Of course, doing it in C++, in theory, will result in faster programs, everything else being equal (same algorithms, programmers proficient in the language, etc...) and given 'infinite time'. But python is certainly more productive than C++: in a given amount of time, you will get more things done in python than in C++, unless you are a much better programmer in C++ than in python. Also, if there is a need to interact with scientific people who are not programmers, python will be more readable than C++. C++ produced by researchers/scientific people tend to be really horrible in my experience (even worse than Fortran :) ).

The biggest problem I can foresee is if python is not fast/memory efficient enough, so that it involves a lot of constraints from an architectural point of view. I don't think it will be the case for imagery (python, as most high level languages, has scalability problems when you need ten of thousand of objects with a lot of interactions - that's one of the few areas where using C++ for a project started from scratch still makes sense IMHO nowadays).
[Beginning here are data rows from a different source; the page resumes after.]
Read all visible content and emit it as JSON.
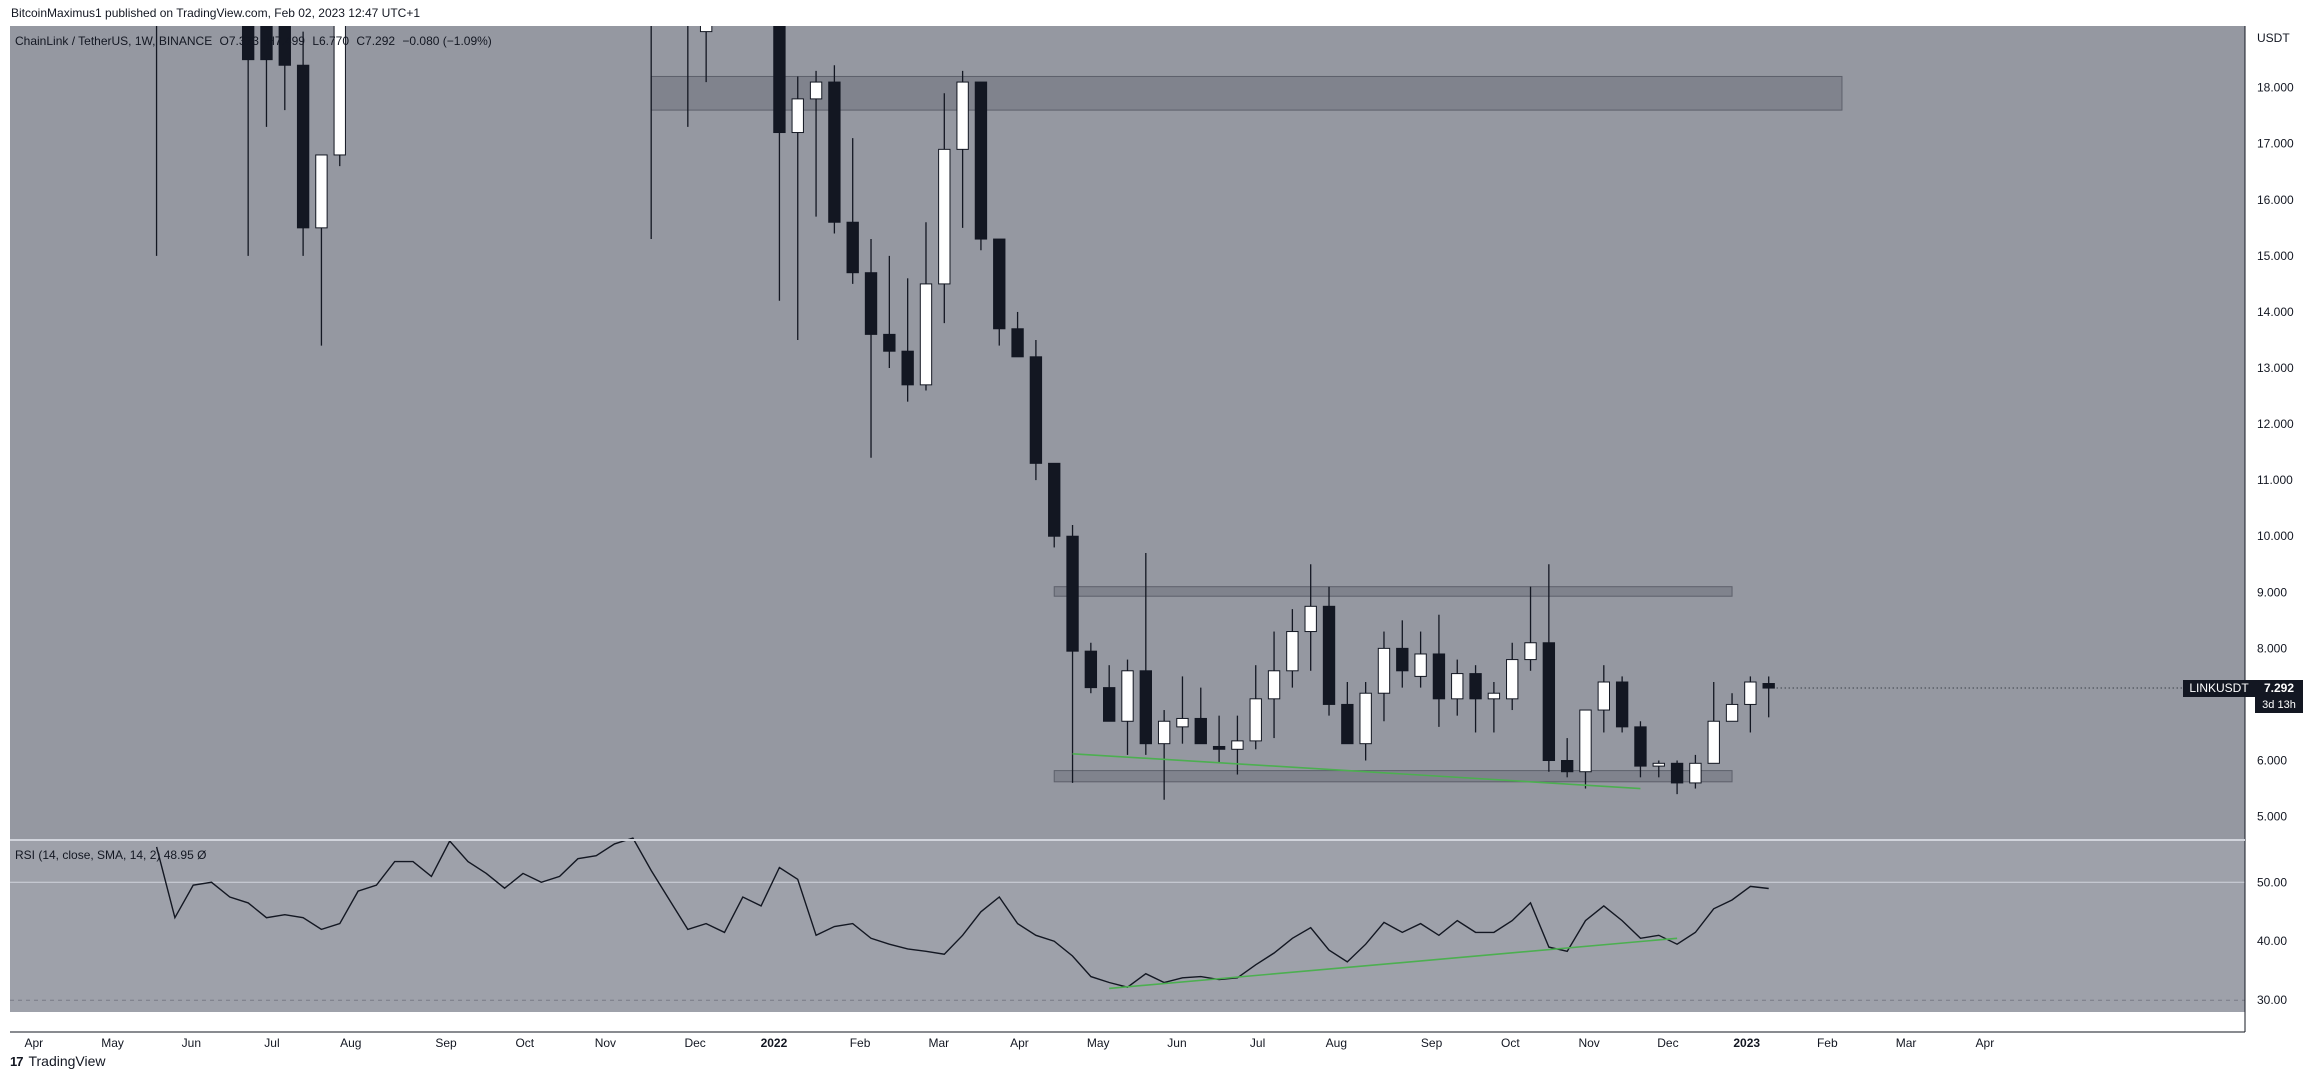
{
  "header": {
    "published": "BitcoinMaximus1 published on TradingView.com, Feb 02, 2023 12:47 UTC+1"
  },
  "legend": {
    "symbol": "ChainLink / TetherUS, 1W, BINANCE",
    "open": "O7.373",
    "high": "H7.499",
    "low": "L6.770",
    "close": "C7.292",
    "change": "−0.080 (−1.09%)"
  },
  "rsi_legend": {
    "label": "RSI (14, close, SMA, 14, 2)",
    "value": "48.95",
    "extra": "Ø"
  },
  "price_tag": {
    "symbol": "LINKUSDT",
    "price": "7.292",
    "countdown": "3d 13h"
  },
  "footer": {
    "brand": "TradingView"
  },
  "colors": {
    "background": "#ffffff",
    "pane": "#9598a1",
    "rsi_pane": "#9ea1aa",
    "up": "#ffffff",
    "down": "#131722",
    "zone": "#6f727d",
    "support_line": "#4caf50",
    "rsi_line": "#131722"
  },
  "chart_data": [
    {
      "type": "candlestick",
      "currency_label": "USDT",
      "y_ticks": [
        "18.000",
        "17.000",
        "16.000",
        "15.000",
        "14.000",
        "13.000",
        "12.000",
        "11.000",
        "10.000",
        "9.000",
        "8.000",
        "7.000",
        "6.000",
        "5.000"
      ],
      "ylim": [
        4.6,
        19.1
      ],
      "x_labels": [
        "Apr",
        "May",
        "Jun",
        "Jul",
        "Aug",
        "Sep",
        "Oct",
        "Nov",
        "Dec",
        "2022",
        "Feb",
        "Mar",
        "Apr",
        "May",
        "Jun",
        "Jul",
        "Aug",
        "Sep",
        "Oct",
        "Nov",
        "Dec",
        "2023",
        "Feb",
        "Mar",
        "Apr"
      ],
      "zones": [
        {
          "from": 17.6,
          "to": 18.2,
          "start_week": 34,
          "end_week": 99
        },
        {
          "from": 8.93,
          "to": 9.1,
          "start_week": 56,
          "end_week": 93
        },
        {
          "from": 5.62,
          "to": 5.82,
          "start_week": 56,
          "end_week": 93
        }
      ],
      "support_line": [
        {
          "week": 57,
          "value": 6.12
        },
        {
          "week": 88,
          "value": 5.5
        }
      ],
      "candles": [
        {
          "w": 7,
          "o": null,
          "h": 20.0,
          "l": 15.0,
          "c": null
        },
        {
          "w": 12,
          "o": 20.5,
          "h": 21.5,
          "l": 15.0,
          "c": 18.5
        },
        {
          "w": 13,
          "o": 20.0,
          "h": 21.0,
          "l": 17.3,
          "c": 18.5
        },
        {
          "w": 14,
          "o": 20.5,
          "h": 21.5,
          "l": 17.6,
          "c": 18.4
        },
        {
          "w": 15,
          "o": 18.4,
          "h": 19.0,
          "l": 15.0,
          "c": 15.5
        },
        {
          "w": 16,
          "o": 15.5,
          "h": 16.8,
          "l": 13.4,
          "c": 16.8
        },
        {
          "w": 17,
          "o": 16.8,
          "h": 21.5,
          "l": 16.6,
          "c": 21.0
        },
        {
          "w": 34,
          "o": null,
          "h": 20.0,
          "l": 15.3,
          "c": null
        },
        {
          "w": 36,
          "o": 19.2,
          "h": 20.5,
          "l": 17.3,
          "c": 19.4
        },
        {
          "w": 37,
          "o": 19.0,
          "h": 20.5,
          "l": 18.1,
          "c": 19.5
        },
        {
          "w": 41,
          "o": 20.5,
          "h": 21.0,
          "l": 14.2,
          "c": 17.2
        },
        {
          "w": 42,
          "o": 17.2,
          "h": 18.2,
          "l": 13.5,
          "c": 17.8
        },
        {
          "w": 43,
          "o": 17.8,
          "h": 18.3,
          "l": 15.7,
          "c": 18.1
        },
        {
          "w": 44,
          "o": 18.1,
          "h": 18.4,
          "l": 15.4,
          "c": 15.6
        },
        {
          "w": 45,
          "o": 15.6,
          "h": 17.1,
          "l": 14.5,
          "c": 14.7
        },
        {
          "w": 46,
          "o": 14.7,
          "h": 15.3,
          "l": 11.4,
          "c": 13.6
        },
        {
          "w": 47,
          "o": 13.6,
          "h": 15.0,
          "l": 13.0,
          "c": 13.3
        },
        {
          "w": 48,
          "o": 13.3,
          "h": 14.6,
          "l": 12.4,
          "c": 12.7
        },
        {
          "w": 49,
          "o": 12.7,
          "h": 15.6,
          "l": 12.6,
          "c": 14.5
        },
        {
          "w": 50,
          "o": 14.5,
          "h": 17.9,
          "l": 13.8,
          "c": 16.9
        },
        {
          "w": 51,
          "o": 16.9,
          "h": 18.3,
          "l": 15.5,
          "c": 18.1
        },
        {
          "w": 52,
          "o": 18.1,
          "h": 18.1,
          "l": 15.1,
          "c": 15.3
        },
        {
          "w": 53,
          "o": 15.3,
          "h": 15.3,
          "l": 13.4,
          "c": 13.7
        },
        {
          "w": 54,
          "o": 13.7,
          "h": 14.0,
          "l": 13.2,
          "c": 13.2
        },
        {
          "w": 55,
          "o": 13.2,
          "h": 13.5,
          "l": 11.0,
          "c": 11.3
        },
        {
          "w": 56,
          "o": 11.3,
          "h": 11.3,
          "l": 9.8,
          "c": 10.0
        },
        {
          "w": 57,
          "o": 10.0,
          "h": 10.2,
          "l": 5.6,
          "c": 7.95
        },
        {
          "w": 58,
          "o": 7.95,
          "h": 8.1,
          "l": 7.2,
          "c": 7.3
        },
        {
          "w": 59,
          "o": 7.3,
          "h": 7.7,
          "l": 6.7,
          "c": 6.7
        },
        {
          "w": 60,
          "o": 6.7,
          "h": 7.8,
          "l": 6.1,
          "c": 7.6
        },
        {
          "w": 61,
          "o": 7.6,
          "h": 9.7,
          "l": 6.1,
          "c": 6.3
        },
        {
          "w": 62,
          "o": 6.3,
          "h": 6.9,
          "l": 5.3,
          "c": 6.7
        },
        {
          "w": 63,
          "o": 6.6,
          "h": 7.5,
          "l": 6.3,
          "c": 6.75
        },
        {
          "w": 64,
          "o": 6.75,
          "h": 7.3,
          "l": 6.3,
          "c": 6.3
        },
        {
          "w": 65,
          "o": 6.25,
          "h": 6.8,
          "l": 5.95,
          "c": 6.2
        },
        {
          "w": 66,
          "o": 6.2,
          "h": 6.8,
          "l": 5.75,
          "c": 6.35
        },
        {
          "w": 67,
          "o": 6.35,
          "h": 7.7,
          "l": 6.2,
          "c": 7.1
        },
        {
          "w": 68,
          "o": 7.1,
          "h": 8.3,
          "l": 6.4,
          "c": 7.6
        },
        {
          "w": 69,
          "o": 7.6,
          "h": 8.7,
          "l": 7.3,
          "c": 8.3
        },
        {
          "w": 70,
          "o": 8.3,
          "h": 9.5,
          "l": 7.6,
          "c": 8.75
        },
        {
          "w": 71,
          "o": 8.75,
          "h": 9.1,
          "l": 6.8,
          "c": 7.0
        },
        {
          "w": 72,
          "o": 7.0,
          "h": 7.4,
          "l": 6.3,
          "c": 6.3
        },
        {
          "w": 73,
          "o": 6.3,
          "h": 7.4,
          "l": 6.0,
          "c": 7.2
        },
        {
          "w": 74,
          "o": 7.2,
          "h": 8.3,
          "l": 6.7,
          "c": 8.0
        },
        {
          "w": 75,
          "o": 8.0,
          "h": 8.5,
          "l": 7.3,
          "c": 7.6
        },
        {
          "w": 76,
          "o": 7.5,
          "h": 8.3,
          "l": 7.3,
          "c": 7.9
        },
        {
          "w": 77,
          "o": 7.9,
          "h": 8.6,
          "l": 6.6,
          "c": 7.1
        },
        {
          "w": 78,
          "o": 7.1,
          "h": 7.8,
          "l": 6.8,
          "c": 7.55
        },
        {
          "w": 79,
          "o": 7.55,
          "h": 7.7,
          "l": 6.5,
          "c": 7.1
        },
        {
          "w": 80,
          "o": 7.1,
          "h": 7.4,
          "l": 6.5,
          "c": 7.2
        },
        {
          "w": 81,
          "o": 7.1,
          "h": 8.1,
          "l": 6.9,
          "c": 7.8
        },
        {
          "w": 82,
          "o": 7.8,
          "h": 9.1,
          "l": 7.6,
          "c": 8.1
        },
        {
          "w": 83,
          "o": 8.1,
          "h": 9.5,
          "l": 5.8,
          "c": 6.0
        },
        {
          "w": 84,
          "o": 6.0,
          "h": 6.4,
          "l": 5.7,
          "c": 5.8
        },
        {
          "w": 85,
          "o": 5.8,
          "h": 6.9,
          "l": 5.5,
          "c": 6.9
        },
        {
          "w": 86,
          "o": 6.9,
          "h": 7.7,
          "l": 6.5,
          "c": 7.4
        },
        {
          "w": 87,
          "o": 7.4,
          "h": 7.5,
          "l": 6.5,
          "c": 6.6
        },
        {
          "w": 88,
          "o": 6.6,
          "h": 6.7,
          "l": 5.7,
          "c": 5.9
        },
        {
          "w": 89,
          "o": 5.9,
          "h": 6.0,
          "l": 5.7,
          "c": 5.95
        },
        {
          "w": 90,
          "o": 5.95,
          "h": 6.0,
          "l": 5.4,
          "c": 5.6
        },
        {
          "w": 91,
          "o": 5.6,
          "h": 6.1,
          "l": 5.5,
          "c": 5.95
        },
        {
          "w": 92,
          "o": 5.95,
          "h": 7.4,
          "l": 5.95,
          "c": 6.7
        },
        {
          "w": 93,
          "o": 6.7,
          "h": 7.2,
          "l": 6.7,
          "c": 7.0
        },
        {
          "w": 94,
          "o": 7.0,
          "h": 7.5,
          "l": 6.5,
          "c": 7.4
        },
        {
          "w": 95,
          "o": 7.373,
          "h": 7.499,
          "l": 6.77,
          "c": 7.292
        }
      ]
    },
    {
      "type": "line",
      "name": "RSI (14, close, SMA, 14, 2)",
      "y_ticks": [
        "50.00",
        "40.00",
        "30.00"
      ],
      "ylim": [
        28,
        57
      ],
      "levels": [
        50,
        30
      ],
      "values": [
        [
          7,
          56
        ],
        [
          8,
          44
        ],
        [
          9,
          49.5
        ],
        [
          10,
          50
        ],
        [
          11,
          47.5
        ],
        [
          12,
          46.5
        ],
        [
          13,
          44
        ],
        [
          14,
          44.5
        ],
        [
          15,
          44
        ],
        [
          16,
          42
        ],
        [
          17,
          43
        ],
        [
          18,
          48.5
        ],
        [
          19,
          49.5
        ],
        [
          20,
          53.5
        ],
        [
          21,
          53.5
        ],
        [
          22,
          51
        ],
        [
          23,
          57
        ],
        [
          24,
          53.5
        ],
        [
          25,
          51.5
        ],
        [
          26,
          49
        ],
        [
          27,
          51.5
        ],
        [
          28,
          50
        ],
        [
          29,
          51
        ],
        [
          30,
          54
        ],
        [
          31,
          54.5
        ],
        [
          32,
          56.5
        ],
        [
          33,
          57.5
        ],
        [
          34,
          52
        ],
        [
          35,
          47
        ],
        [
          36,
          42
        ],
        [
          37,
          43
        ],
        [
          38,
          41.5
        ],
        [
          39,
          47.5
        ],
        [
          40,
          46
        ],
        [
          41,
          52.5
        ],
        [
          42,
          50.5
        ],
        [
          43,
          41
        ],
        [
          44,
          42.5
        ],
        [
          45,
          43
        ],
        [
          46,
          40.5
        ],
        [
          47,
          39.5
        ],
        [
          48,
          38.7
        ],
        [
          49,
          38.3
        ],
        [
          50,
          37.8
        ],
        [
          51,
          41
        ],
        [
          52,
          45
        ],
        [
          53,
          47.5
        ],
        [
          54,
          43
        ],
        [
          55,
          41
        ],
        [
          56,
          40
        ],
        [
          57,
          37.5
        ],
        [
          58,
          34
        ],
        [
          59,
          33
        ],
        [
          60,
          32.2
        ],
        [
          61,
          34.5
        ],
        [
          62,
          33
        ],
        [
          63,
          33.8
        ],
        [
          64,
          34
        ],
        [
          65,
          33.5
        ],
        [
          66,
          33.8
        ],
        [
          67,
          36
        ],
        [
          68,
          38
        ],
        [
          69,
          40.5
        ],
        [
          70,
          42.3
        ],
        [
          71,
          38.5
        ],
        [
          72,
          36.5
        ],
        [
          73,
          39.5
        ],
        [
          74,
          43.2
        ],
        [
          75,
          41.5
        ],
        [
          76,
          43
        ],
        [
          77,
          41
        ],
        [
          78,
          43.5
        ],
        [
          79,
          41.5
        ],
        [
          80,
          41.5
        ],
        [
          81,
          43.5
        ],
        [
          82,
          46.5
        ],
        [
          83,
          39
        ],
        [
          84,
          38.3
        ],
        [
          85,
          43.5
        ],
        [
          86,
          46
        ],
        [
          87,
          43.5
        ],
        [
          88,
          40.5
        ],
        [
          89,
          41
        ],
        [
          90,
          39.5
        ],
        [
          91,
          41.5
        ],
        [
          92,
          45.5
        ],
        [
          93,
          47
        ],
        [
          94,
          49.3
        ],
        [
          95,
          48.95
        ]
      ],
      "trend_line": [
        {
          "week": 59,
          "value": 32.0
        },
        {
          "week": 90,
          "value": 40.5
        }
      ]
    }
  ]
}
Disclaimer: I should mention that I am involved quite a lot in the scientific python community, and that I am not an image processing specialist.

David Cournapeau
+1 We use both C++ and Python for numeric tasks. The only times we ran into issues with Python was when we had a ton of small objects. Python then tended to use too much memory. And if it is too slow, you cannot simply speed it up by calling a library because the I/O for small objects is too slow and you still have memory issues. But if you have one big object and you can call a library for some of the heavy work, Python has much faster round-trip times and I would go for it.
stephan
A: 

Most professional medical imaging companies use the Accusoft Pegasus PICTools libraries. They provide the fastest, and most standard compression and decompression for all DICOM lossy and lossless formats such as JPEG 2000, Lossless JPEG, JPEG-LS, and others.

IF speed is required, nothing will compare.

If you're deploying on Windows, ImageGear .NET or ImageGear Pro will give you easy-to-use environments with full support for DICOM dcm files.

You can also use ImagXpress for Windows development.

A: 

ITK is the bee's knees of medical image processing, and that's in C++. so i guess i'd recommend C++ w/ ITK.